Nach der jüngsten Zolldrohung von US-Präsident Donald Trump drängen die meisten EU-Mitgliedstaaten Diplomaten zufolge auf einen baldigen Abschluss des Handelsabkommens zwischen der Europäischen ‌Union und den ⁠USA. Sie träten für eine rasche Einigung zwischen dem Europäischen Parlament (EP) und dem Rat der EU-Länder ein, um höhere Zölle auf Autoimporte ⁠aus Europa zu verhindern, erklärten Diplomaten am Montag in Brüssel. Trump hatte am Freitag über einen Post auf seiner Plattform «Truth Social» eine Anhebung der Einfuhrabgabe auf Autos ‌und Lkw aus der EU von 15 auf 25 Prozent angekündigt.

Trump hatte zur Begründung ‌erklärt, die EU halte die im Juli 2025 getroffene Vereinbarung zur ​Abschaffung der Zölle auf importierte US-Industriegüter nicht ein. Während in den USA die Zölle auf Autoimporte aus Europa im August auf die zugesagten 15 Prozent reduziert wurden, durchläuft das Handelsabkommen in der EU noch den demokratischen Prozess. Das Gesetz wurde vom Parlament zweimal zurückgestellt, nachdem Trump mit neuen Zöllen gegen europäische Verbündete wegen deren Widerstand gegen eine Annexion Grönlands gedroht und nachdem er eine neue Einfuhrabgabe verhängt hatte.

Vertreter ‌von EP und Rat wollen die Beratungen am Mittwoch fortsetzen. Danach stehen Abstimmungen im Handelsausschuss und im Plenum des Parlaments sowie das finale Votum der EU-Staaten an. Der Prozess kann länger dauern. Bundeskanzler Friedrich Merz (CDU) hatte in der ARD am Sonntagabend gesagt, er hoffe auf ​eine schnelle Einigung in der EU. Der bayerische Ministerpräsident Markus Söder (CSU) drängte am Montag in Erding auf ​eine rasche Ratifizierung. Das Parlament müsse endlich verabschieden, was die EU-Kommission schon im vergangenen ​Jahr ausgehandelt hatte.
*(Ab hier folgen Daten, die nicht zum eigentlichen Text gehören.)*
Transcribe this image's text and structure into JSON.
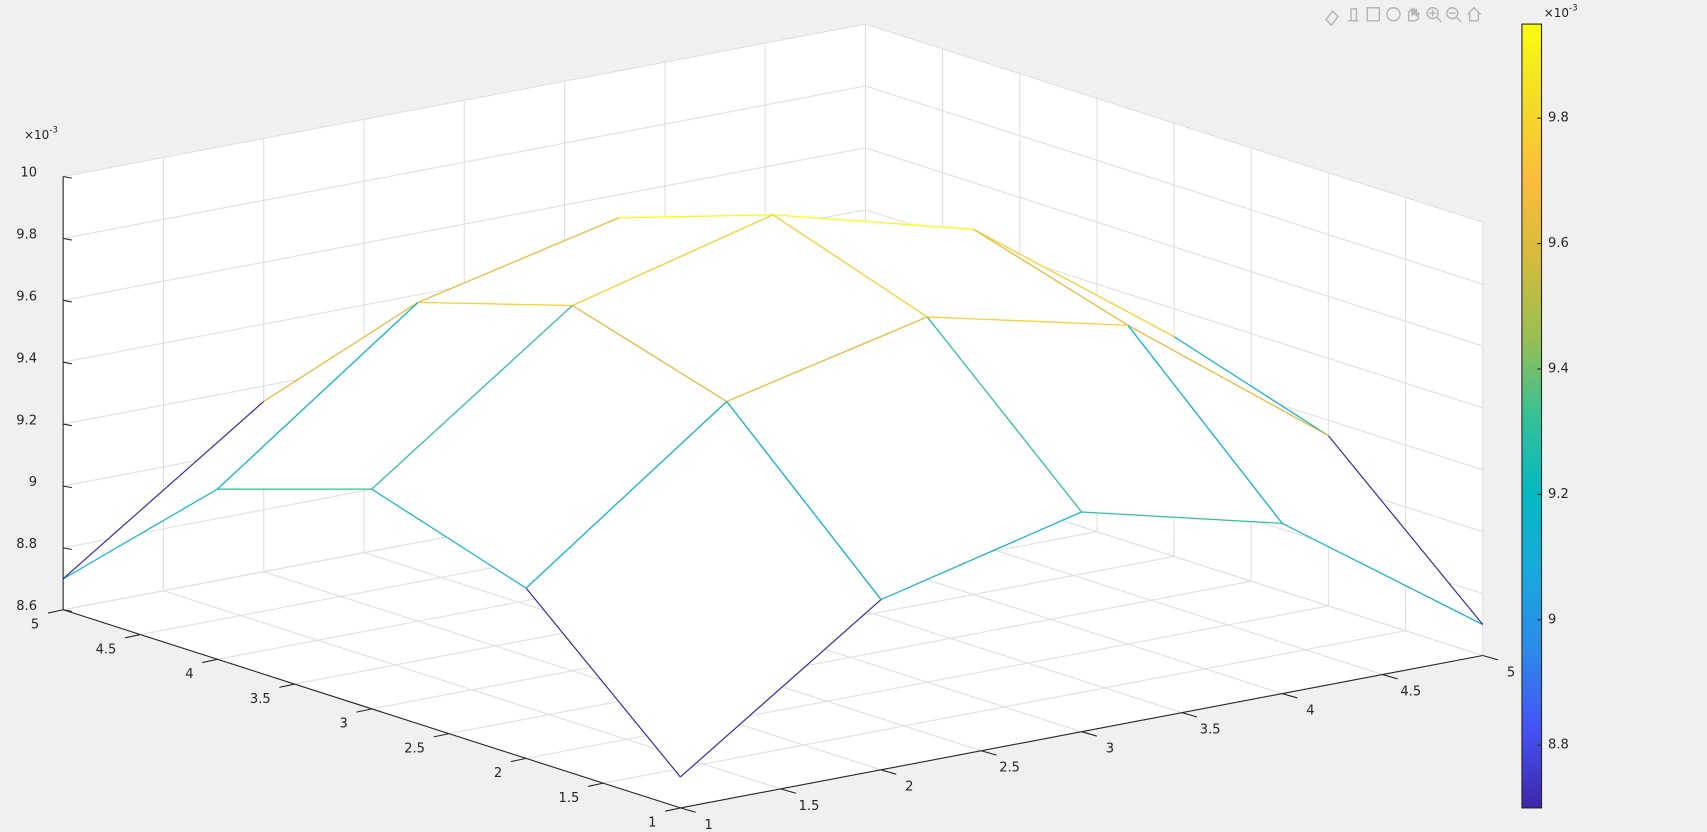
{
  "chart_data": {
    "type": "mesh",
    "x": [
      1,
      2,
      3,
      4,
      5
    ],
    "y": [
      1,
      2,
      3,
      4,
      5
    ],
    "z": [
      [
        8.7,
        9.15,
        9.31,
        9.15,
        8.7
      ],
      [
        9.15,
        9.63,
        9.78,
        9.63,
        9.15
      ],
      [
        9.31,
        9.78,
        9.95,
        9.78,
        9.31
      ],
      [
        9.15,
        9.63,
        9.78,
        9.63,
        9.15
      ],
      [
        8.7,
        9.15,
        9.31,
        9.15,
        8.7
      ]
    ],
    "xlim": [
      1,
      5
    ],
    "ylim": [
      1,
      5
    ],
    "zlim": [
      8.6,
      10
    ],
    "xticks": [
      1,
      1.5,
      2,
      2.5,
      3,
      3.5,
      4,
      4.5,
      5
    ],
    "yticks": [
      1,
      1.5,
      2,
      2.5,
      3,
      3.5,
      4,
      4.5,
      5
    ],
    "zticks": [
      8.6,
      8.8,
      9,
      9.2,
      9.4,
      9.6,
      9.8,
      10
    ],
    "z_multiplier": {
      "base": "×10",
      "exponent": "-3"
    },
    "grid": true,
    "colormap": [
      "#3e26a8",
      "#4552f5",
      "#2c8ae8",
      "#18a8dc",
      "#04b8c0",
      "#35c196",
      "#99bf52",
      "#d4bb3c",
      "#fcbc3b",
      "#f2dc26",
      "#f9fb0e"
    ],
    "colorbar": {
      "lim": [
        8.7,
        9.95
      ],
      "ticks": [
        8.8,
        9,
        9.2,
        9.4,
        9.6,
        9.8
      ],
      "multiplier": {
        "base": "×10",
        "exponent": "-3"
      }
    }
  }
}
Frankreichs Finanzminister Roland Lescure hob hervor, das demokratische Verfahren müsse eingehalten werden. «Wir haben eine Vereinbarung, und diese Vereinbarung wird derzeit ausgehandelt. Sie wird zudem vom ‌Europäischen Parlament demokratisch geprüft.» Alle Seiten hielten sie hoffentlich ein. Bundesfinanzminister Lars Klingbeil (SPD) sagte vor dem Finanzministertreffen: «Wir wollen keine Eskalation.» Europa sei vorbereitet und müsse geschlossen sein. Ziel sei es, einen gemeinsamen Weg mit den USA zu gehen. Der US-Handelsbeauftragte Jamieson Greer sagte dem TV-Sender CNBC, er ​habe Vertretern ​von EU und Deutschland am Wochenende das Vorgehen Trumps erklärt und sie ⁠an die Einhaltung ihrer Zusagen erinnert. Der Präsident werde weiter handeln.

Schutzklauseln für Europa

Das ​Europäische Parlament will mehrere Schutzmassnahmen einführen. ⁠Manfred Weber (CSU), der Vorsitzende der Mitte-Rechts-Partei Europäische Volkspartei, der grössten Fraktion im EU-Parlament, drängte ebenfalls zur Eile. Dann könnte das Parlament noch in ‌diesem Monat seine endgültige Zustimmung erteilen. Bernd Lange (SPD), Vorsitzender des Handelsausschusses des Parlaments und Leiter der Verhandlungen für die EU-Volksversammlung, erklärte hingegen, Trumps Verhalten sei inakzeptabel und mache die verschiedenen geforderten Schutzklauseln umso notwendiger. Lange will am Mittwoch mit seinen ‌Abgeordnetenkollegen das weitere Vorgehen besprechen.

Die Zollanhebung käme die deutschen Autobauer teuer zu stehen. Die Belastung durch ​die Abgabe könnte nach Schätzung von Branchenkennern um rund 2,5 Milliarden Euro steigen, die zu den gut 3,6 Milliarden Euro Zollkosten des vergangenen Jahres dazukommen. In Branchenkreisen wurde darauf hingewiesen, dass auf Trumps Ankündigung höherer Zölle schon in dieser Woche bisher keine formelle Verordnung folgte.